# What is the domain of validity of inverse square laws of newton and coulomb?

1. Nov 18, 2009

### jonjacson

¿what is the domain of validity of inverse square laws of newton and coulomb?

I think (correct me if this is false) that at the small scale these laws have been verified accurately , but ¿what happens with large distances? :uhh: .

¿Have been done an experiment which measured the electrical force between charges at kilometric distances? (for example) .

¿Are there any experiments designed to verify these laws now? .

I would like to know which is the experimental basis of these laws and most recent investigations about the topic, thanks for replying in advance.

2. Nov 18, 2009

### Count Iblis

Re: ¿what is the domain of validity of inverse square laws of newton and coulomb?
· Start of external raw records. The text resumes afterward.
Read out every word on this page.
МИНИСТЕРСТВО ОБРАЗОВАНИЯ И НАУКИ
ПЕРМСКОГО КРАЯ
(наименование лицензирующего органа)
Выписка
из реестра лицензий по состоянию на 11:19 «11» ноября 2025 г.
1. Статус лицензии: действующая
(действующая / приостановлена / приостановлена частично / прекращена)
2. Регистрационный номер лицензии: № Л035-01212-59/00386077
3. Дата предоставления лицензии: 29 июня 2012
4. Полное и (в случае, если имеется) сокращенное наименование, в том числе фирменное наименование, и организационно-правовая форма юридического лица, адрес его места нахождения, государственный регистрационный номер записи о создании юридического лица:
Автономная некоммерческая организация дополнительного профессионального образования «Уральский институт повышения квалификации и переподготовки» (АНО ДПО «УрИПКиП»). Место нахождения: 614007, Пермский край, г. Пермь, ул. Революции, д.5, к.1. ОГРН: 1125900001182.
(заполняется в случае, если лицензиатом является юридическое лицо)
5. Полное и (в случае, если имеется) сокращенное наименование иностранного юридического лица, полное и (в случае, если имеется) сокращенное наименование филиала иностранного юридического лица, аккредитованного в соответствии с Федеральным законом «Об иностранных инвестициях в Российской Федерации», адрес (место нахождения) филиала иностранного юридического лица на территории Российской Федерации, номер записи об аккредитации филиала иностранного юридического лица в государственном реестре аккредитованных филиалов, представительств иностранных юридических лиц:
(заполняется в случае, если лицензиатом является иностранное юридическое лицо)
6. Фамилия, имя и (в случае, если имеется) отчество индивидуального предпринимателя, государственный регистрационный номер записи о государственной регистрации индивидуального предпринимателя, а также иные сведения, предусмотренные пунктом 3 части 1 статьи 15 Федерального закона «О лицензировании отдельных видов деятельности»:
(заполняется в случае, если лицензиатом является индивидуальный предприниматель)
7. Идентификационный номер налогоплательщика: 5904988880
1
At small distances Coulomb's law breaks down due vacuum polarizaton effects. If you write the potential of an electron as:

eQ(r)/(4 pi epsilon_0 r)

Then Q(r) = 1 if Coulomb's law is exactly valid. However, one can show that for r much smaller than the electron Compton wavelength, we have:

Q(r) = 1- 2 alpha/(3 pi) [Log(m r) + gamma + 5/6 + ...]

where m is the inverse electron Compton wavelength:

m = me c/hbar

where me is the electron mass. alpha is the fine structure constant and gamma is Euler's constant.
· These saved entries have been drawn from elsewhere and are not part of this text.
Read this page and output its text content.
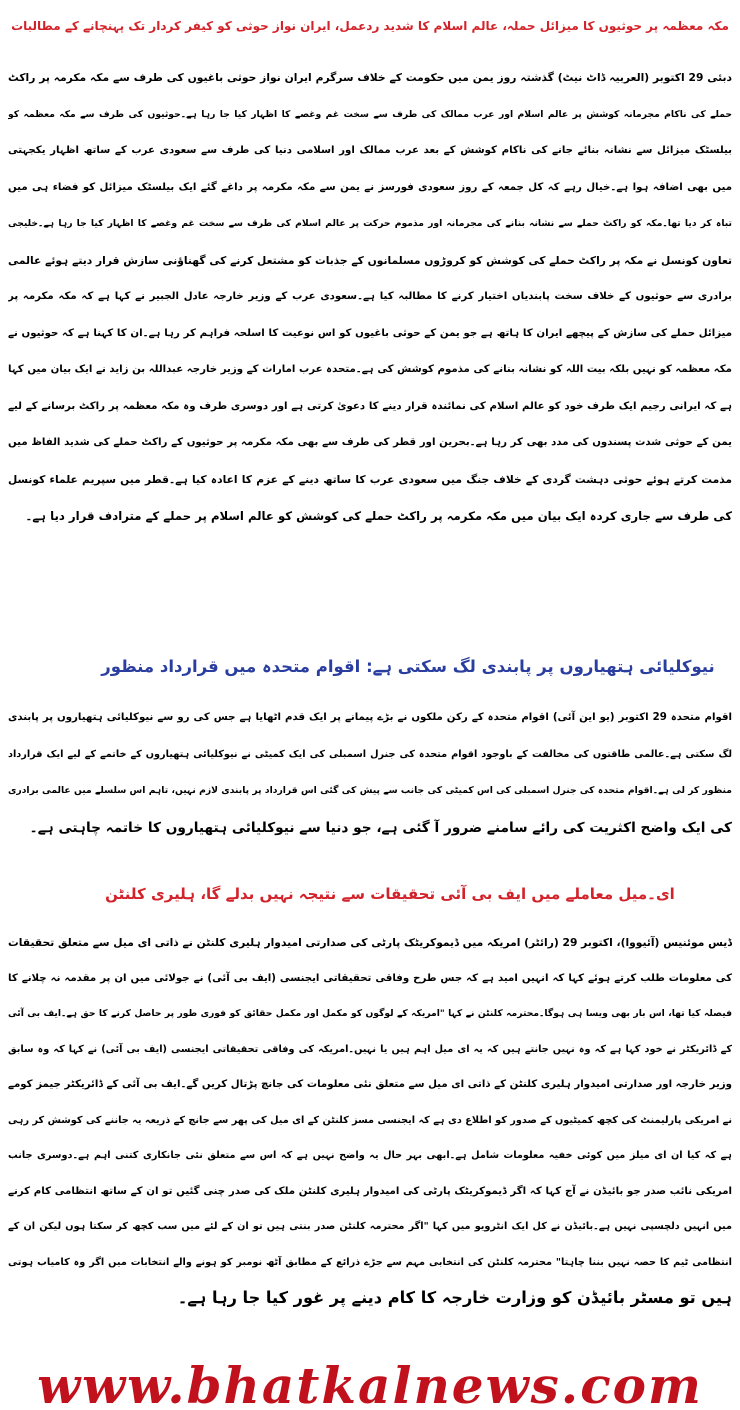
مکہ معظمہ پر حوثیوں کا میزائل حملہ، عالم اسلام کا شدید ردعمل، ایران نواز حوثی کو کیفر کردار تک پہنچانے کے مطالبات
دبئی 29 اکتوبر (العربیہ ڈاٹ نیٹ) گذشتہ روز یمن میں حکومت کے خلاف سرگرم ایران نواز حوثی باغیوں کی طرف سے مکہ مکرمہ پر راکٹ
حملے کی ناکام مجرمانہ کوشش پر عالم اسلام اور عرب ممالک کی طرف سے سخت غم وغصے کا اظہار کیا جا رہا ہے۔حوثیوں کی طرف سے مکہ معظمہ کو
بیلسٹک میزائل سے نشانہ بنائے جانے کی ناکام کوشش کے بعد عرب ممالک اور اسلامی دنیا کی طرف سے سعودی عرب کے ساتھ اظہار یکجہتی
میں بھی اضافہ ہوا ہے۔خیال رہے کہ کل جمعہ کے روز سعودی فورسز نے یمن سے مکہ مکرمہ پر داغے گئے ایک بیلسٹک میزائل کو فضاء ہی میں
تباہ کر دیا تھا۔مکہ کو راکٹ حملے سے نشانہ بنانے کی مجرمانہ اور مذموم حرکت پر عالم اسلام کی طرف سے سخت غم وغصے کا اظہار کیا جا رہا ہے۔خلیجی
تعاون کونسل نے مکہ پر راکٹ حملے کی کوشش کو کروڑوں مسلمانوں کے جذبات کو مشتعل کرنے کی گھناؤنی سازش قرار دیتے ہوئے عالمی
برادری سے حوثیوں کے خلاف سخت پابندیاں اختیار کرنے کا مطالبہ کیا ہے۔سعودی عرب کے وزیر خارجہ عادل الجبیر نے کہا ہے کہ مکہ مکرمہ پر
میزائل حملے کی سازش کے پیچھے ایران کا ہاتھ ہے جو یمن کے حوثی باغیوں کو اس نوعیت کا اسلحہ فراہم کر رہا ہے۔ان کا کہنا ہے کہ حوثیوں نے
مکہ معظمہ کو نہیں بلکہ بیت اللہ کو نشانہ بنانے کی مذموم کوشش کی ہے۔متحدہ عرب امارات کے وزیر خارجہ عبداللہ بن زاید نے ایک بیان میں کہا
ہے کہ ایرانی رجیم ایک طرف خود کو عالم اسلام کی نمائندہ قرار دینے کا دعویٰ کرتی ہے اور دوسری طرف وہ مکہ معظمہ پر راکٹ برسانے کے لیے
یمن کے حوثی شدت پسندوں کی مدد بھی کر رہا ہے۔بحرین اور قطر کی طرف سے بھی مکہ مکرمہ پر حوثیوں کے راکٹ حملے کی شدید الفاظ میں
مذمت کرتے ہوئے حوثی دہشت گردی کے خلاف جنگ میں سعودی عرب کا ساتھ دینے کے عزم کا اعادہ کیا ہے۔قطر میں سپریم علماء کونسل
کی طرف سے جاری کردہ ایک بیان میں مکہ مکرمہ پر راکٹ حملے کی کوشش کو عالم اسلام پر حملے کے مترادف قرار دیا ہے۔
نیوکلیائی ہتھیاروں پر پابندی لگ سکتی ہے: اقوام متحدہ میں قرارداد منظور
اقوام متحدہ 29 اکتوبر (یو این آئی) اقوام متحدہ کے رکن ملکوں نے بڑے پیمانے پر ایک قدم اٹھایا ہے جس کی رو سے نیوکلیائی ہتھیاروں پر پابندی
لگ سکتی ہے۔عالمی طاقتوں کی مخالفت کے باوجود اقوام متحدہ کی جنرل اسمبلی کی ایک کمیٹی نے نیوکلیائی ہتھیاروں کے خاتمے کے لیے ایک قرارداد
منظور کر لی ہے۔اقوام متحدہ کی جنرل اسمبلی کی اس کمیٹی کی جانب سے پیش کی گئی اس قرارداد پر پابندی لازم نہیں، تاہم اس سلسلے میں عالمی برادری
کی ایک واضح اکثریت کی رائے سامنے ضرور آ گئی ہے، جو دنیا سے نیوکلیائی ہتھیاروں کا خاتمہ چاہتی ہے۔
ای۔میل معاملے میں ایف بی آئی تحقیقات سے نتیجہ نہیں بدلے گا، ہلیری کلنٹن
ڈیس موئنیس (آئیووا)، اکتوبر 29 (رائٹر) امریکہ میں ڈیموکریٹک پارٹی کی صدارتی امیدوار ہلیری کلنٹن نے ذاتی ای میل سے متعلق تحقیقات
کی معلومات طلب کرتے ہوئے کہا کہ انہیں امید ہے کہ جس طرح وفاقی تحقیقاتی ایجنسی (ایف بی آئی) نے جولائی میں ان پر مقدمہ نہ چلانے کا
فیصلہ کیا تھا، اس بار بھی ویسا ہی ہوگا۔محترمہ کلنٹن نے کہا "امریکہ کے لوگوں کو مکمل اور مکمل حقائق کو فوری طور پر حاصل کرنے کا حق ہے۔ایف بی آئی
کے ڈائریکٹر نے خود کہا ہے کہ وہ نہیں جانتے ہیں کہ یہ ای میل اہم ہیں یا نہیں۔امریکہ کی وفاقی تحقیقاتی ایجنسی (ایف بی آئی) نے کہا کہ وہ سابق
وزیر خارجہ اور صدارتی امیدوار ہلیری کلنٹن کے ذاتی ای میل سے متعلق نئی معلومات کی جانچ پڑتال کریں گے۔ایف بی آئی کے ڈائریکٹر جیمز کومے
نے امریکی پارلیمنٹ کی کچھ کمیٹیوں کے صدور کو اطلاع دی ہے کہ ایجنسی مسز کلنٹن کے ای میل کی پھر سے جانچ کے ذریعہ یہ جاننے کی کوشش کر رہی
ہے کہ کیا ان ای میلز میں کوئی خفیہ معلومات شامل ہے۔ابھی بہر حال یہ واضح نہیں ہے کہ اس سے متعلق نئی جانکاری کتنی اہم ہے۔دوسری جانب
امریکی نائب صدر جو بائیڈن نے آج کہا کہ اگر ڈیموکریٹک پارٹی کی امیدوار ہلیری کلنٹن ملک کی صدر چنی گئیں تو ان کے ساتھ انتظامی کام کرنے
میں انہیں دلچسپی نہیں ہے۔بائیڈن نے کل ایک انٹرویو میں کہا "اگر محترمہ کلنٹن صدر بنتی ہیں تو ان کے لئے میں سب کچھ کر سکتا ہوں لیکن ان کے
انتظامی ٹیم کا حصہ نہیں بننا چاہتا" محترمہ کلنٹن کی انتخابی مہم سے جڑے ذرائع کے مطابق آٹھ نومبر کو ہونے والے انتخابات میں اگر وہ کامیاب ہوتی
ہیں تو مسٹر بائیڈن کو وزارت خارجہ کا کام دینے پر غور کیا جا رہا ہے۔
www.bhatkalnews.com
For r much larger than the Compton wavelength, we have:

Q(r) = 1 + alpha/[4 sqrt(pi) (m r)^(3/2)] exp(-2 m r) +...

In case of long distances, Coulomb's law will become exactly valid, unless the photon is massive. In that case you'll have a
Q(r) = exp(-mr) with m the inverse photon-Compton wavelength.
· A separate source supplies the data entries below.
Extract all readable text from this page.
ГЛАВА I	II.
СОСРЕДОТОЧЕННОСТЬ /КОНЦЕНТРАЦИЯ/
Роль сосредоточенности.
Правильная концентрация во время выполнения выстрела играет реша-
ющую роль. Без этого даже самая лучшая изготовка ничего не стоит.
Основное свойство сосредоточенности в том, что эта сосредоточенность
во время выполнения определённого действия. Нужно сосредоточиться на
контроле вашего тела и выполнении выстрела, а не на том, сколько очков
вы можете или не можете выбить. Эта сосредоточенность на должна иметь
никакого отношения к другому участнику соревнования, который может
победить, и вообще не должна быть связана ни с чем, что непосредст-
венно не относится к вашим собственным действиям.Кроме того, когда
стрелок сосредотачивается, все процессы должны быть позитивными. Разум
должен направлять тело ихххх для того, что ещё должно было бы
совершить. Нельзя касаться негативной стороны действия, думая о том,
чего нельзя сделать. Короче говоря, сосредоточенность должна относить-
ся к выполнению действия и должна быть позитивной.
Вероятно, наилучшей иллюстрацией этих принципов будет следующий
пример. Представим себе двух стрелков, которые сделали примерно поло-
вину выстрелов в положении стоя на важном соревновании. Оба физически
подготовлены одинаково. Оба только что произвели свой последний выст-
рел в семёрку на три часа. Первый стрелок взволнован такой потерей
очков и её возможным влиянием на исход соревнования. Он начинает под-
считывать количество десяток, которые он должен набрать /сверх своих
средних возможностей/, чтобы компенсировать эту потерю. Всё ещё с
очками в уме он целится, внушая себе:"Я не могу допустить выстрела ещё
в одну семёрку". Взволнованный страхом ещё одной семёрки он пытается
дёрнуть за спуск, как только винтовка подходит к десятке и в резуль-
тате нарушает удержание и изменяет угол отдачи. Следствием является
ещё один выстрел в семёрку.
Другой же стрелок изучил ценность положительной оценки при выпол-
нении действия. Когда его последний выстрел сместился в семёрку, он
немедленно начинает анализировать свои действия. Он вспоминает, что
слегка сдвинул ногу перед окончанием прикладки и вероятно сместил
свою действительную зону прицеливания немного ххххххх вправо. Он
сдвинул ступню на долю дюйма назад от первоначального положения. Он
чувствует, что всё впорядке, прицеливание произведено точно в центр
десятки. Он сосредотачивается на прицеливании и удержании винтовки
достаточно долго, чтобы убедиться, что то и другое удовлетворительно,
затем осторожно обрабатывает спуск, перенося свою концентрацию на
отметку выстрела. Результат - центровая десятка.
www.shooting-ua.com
So, you'll have to look at limits on the photon mass. There are results from direct tests of Coulombs law vbased on the fact that a deviaton of Couloms law laeds to a violation of Gauss' law, which in turn leads to electric fields inside hollow conductors. You can then perform very sensitive tests where to expose a hollow conductor to strong electric fields and attempt to detect a tiny electric field inside the hollow conductor. Null results frm such measurements have limited the photon mass to less than 10^(-14) eV

Another type of tests considers the fact that the vector potential has directly meaurable effects (via the mass term m A^2 in the Lagrangian). It is known that there is some ambient galactic magnetic field. That field is very weak. but it extends over huge distances (tens of thousands of lightyears). If you have a weak constant magnetic field extending over tens of thousands of lightyears, then because the magnetic field is the nabla times A, the vector potential will be of order B r, with r of the order of 10^4 lightyears.

The "photon mass term" m A^2 in the Lagrangian implies that a magnetized ring would experience a torque due to the huge galactic vector potential. Null results from experiments that attempt to detect such effects have limted the photon mass to much lower values.

However, it has been shown that the tests that depend on the galactic vector potential are only valid when assuming a specific model for the photon mass, see here:

http://arxiv.org/abs/hep-ph/0306245

So, we can be sure that Coulombs law is valid for distances smaller than hbar c/[10^(-14) eV] = 2*10^4 km

3. Nov 19, 2009

### jonjacson

Re: ¿what is the domain of validity of inverse square laws of newton and coulomb?

Very interesting, I didn't know that lines of thought.

And talking about the "mass of the photon", imagine that you have an spherical mirror, with a reflectivity of the 100 %, so there aren't losses of energy, and imagine that you have a photon inside the mirror of radius R , ¿what happens with the photon if when the R --> 0?

¿what would be the energy of the photon?